Dès le début de la grossesse, penser à se protéger
Le premier trimestre est une période clé pour le développement du bébé. Certains composés chimiques ont un impact négatif sur la formation des organes, même à de faibles expositions. Les travaux exposant au risque plomb sont interdits pendant la grossesse ou l’allaitement (risque d’avortement, accouchement prématuré…). Un aménagement du poste est requis pour limiter ce risque.

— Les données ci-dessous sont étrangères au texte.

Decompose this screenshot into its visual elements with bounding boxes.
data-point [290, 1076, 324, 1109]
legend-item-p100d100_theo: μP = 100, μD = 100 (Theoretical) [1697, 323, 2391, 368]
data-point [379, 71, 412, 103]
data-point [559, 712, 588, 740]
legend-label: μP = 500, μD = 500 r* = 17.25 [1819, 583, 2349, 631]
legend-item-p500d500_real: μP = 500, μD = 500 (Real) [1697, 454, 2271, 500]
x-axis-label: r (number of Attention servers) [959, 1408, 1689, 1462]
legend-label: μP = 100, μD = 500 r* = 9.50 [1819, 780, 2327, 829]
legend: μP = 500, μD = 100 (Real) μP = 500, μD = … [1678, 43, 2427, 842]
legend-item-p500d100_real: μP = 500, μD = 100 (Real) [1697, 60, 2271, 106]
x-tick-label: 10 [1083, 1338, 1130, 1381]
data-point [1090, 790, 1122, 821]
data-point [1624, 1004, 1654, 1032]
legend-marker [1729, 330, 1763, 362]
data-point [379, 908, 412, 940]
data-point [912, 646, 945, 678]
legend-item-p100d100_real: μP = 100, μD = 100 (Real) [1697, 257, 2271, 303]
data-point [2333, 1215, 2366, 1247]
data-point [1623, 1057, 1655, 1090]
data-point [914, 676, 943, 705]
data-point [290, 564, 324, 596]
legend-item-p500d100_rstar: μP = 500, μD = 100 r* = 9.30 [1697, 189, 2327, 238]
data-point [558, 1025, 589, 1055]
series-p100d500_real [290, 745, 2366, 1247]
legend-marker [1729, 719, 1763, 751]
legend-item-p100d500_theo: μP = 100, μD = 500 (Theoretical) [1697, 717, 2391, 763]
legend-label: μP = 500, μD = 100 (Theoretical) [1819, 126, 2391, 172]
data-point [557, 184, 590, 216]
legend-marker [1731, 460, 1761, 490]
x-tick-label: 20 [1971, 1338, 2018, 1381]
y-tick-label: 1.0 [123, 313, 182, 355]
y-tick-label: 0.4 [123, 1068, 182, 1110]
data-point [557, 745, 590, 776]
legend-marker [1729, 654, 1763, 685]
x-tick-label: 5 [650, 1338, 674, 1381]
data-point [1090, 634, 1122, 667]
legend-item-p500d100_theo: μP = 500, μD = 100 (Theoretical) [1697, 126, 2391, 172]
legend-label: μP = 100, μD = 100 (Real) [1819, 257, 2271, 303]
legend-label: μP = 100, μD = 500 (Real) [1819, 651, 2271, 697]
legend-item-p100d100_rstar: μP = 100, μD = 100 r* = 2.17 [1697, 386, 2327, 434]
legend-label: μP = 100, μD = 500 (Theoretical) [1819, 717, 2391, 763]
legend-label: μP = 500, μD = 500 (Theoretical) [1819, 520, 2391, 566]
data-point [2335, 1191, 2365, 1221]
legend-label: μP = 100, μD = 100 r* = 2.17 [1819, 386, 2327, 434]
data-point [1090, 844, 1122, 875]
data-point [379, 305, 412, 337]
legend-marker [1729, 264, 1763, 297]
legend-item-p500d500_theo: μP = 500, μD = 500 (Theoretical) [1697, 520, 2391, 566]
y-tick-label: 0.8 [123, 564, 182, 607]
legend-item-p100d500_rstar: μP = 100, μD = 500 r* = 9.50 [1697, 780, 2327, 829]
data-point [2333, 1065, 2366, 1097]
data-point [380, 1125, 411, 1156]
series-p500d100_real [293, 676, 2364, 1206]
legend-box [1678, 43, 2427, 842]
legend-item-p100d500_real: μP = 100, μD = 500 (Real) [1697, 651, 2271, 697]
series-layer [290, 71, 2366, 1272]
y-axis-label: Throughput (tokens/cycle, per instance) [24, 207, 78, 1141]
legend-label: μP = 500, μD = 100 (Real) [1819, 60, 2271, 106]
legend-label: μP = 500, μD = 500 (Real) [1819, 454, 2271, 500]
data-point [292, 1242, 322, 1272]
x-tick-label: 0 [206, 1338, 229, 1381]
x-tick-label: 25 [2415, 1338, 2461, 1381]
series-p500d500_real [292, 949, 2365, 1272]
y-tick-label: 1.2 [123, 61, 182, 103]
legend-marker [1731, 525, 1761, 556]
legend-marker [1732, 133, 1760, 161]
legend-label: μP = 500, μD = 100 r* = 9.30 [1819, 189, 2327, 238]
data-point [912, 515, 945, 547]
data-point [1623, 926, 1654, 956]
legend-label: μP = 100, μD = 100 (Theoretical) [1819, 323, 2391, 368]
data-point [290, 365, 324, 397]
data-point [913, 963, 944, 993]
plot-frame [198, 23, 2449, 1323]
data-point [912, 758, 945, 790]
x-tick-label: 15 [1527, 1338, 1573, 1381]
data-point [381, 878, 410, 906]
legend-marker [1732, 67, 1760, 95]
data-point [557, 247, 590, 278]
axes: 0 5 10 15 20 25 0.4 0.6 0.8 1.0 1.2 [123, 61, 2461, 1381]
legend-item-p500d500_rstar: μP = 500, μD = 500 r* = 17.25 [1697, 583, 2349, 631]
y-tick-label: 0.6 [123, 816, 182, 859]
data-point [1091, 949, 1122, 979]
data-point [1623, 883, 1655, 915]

Limiter les contraintes physiques
Dès que la grossesse est connue, il faut limiter les efforts de manutention, les postures contraignantes, les stations debout prolongées, les expositions aux vibrations, qui peuvent favoriser les accouchements prématurés, les fausses couches et augmentent le risque d’hypertension et de prééclampsie.
Après la naissance du bébé, poursuivre les mesures de prévention
Pendant les premiers mois après l’accouchement, mieux vaut limiter les contraintes physiques. De même, les expositions chimiques doivent être surveillées si la maman allaite, car certains toxiques sont susceptibles de passer dans le lait maternel.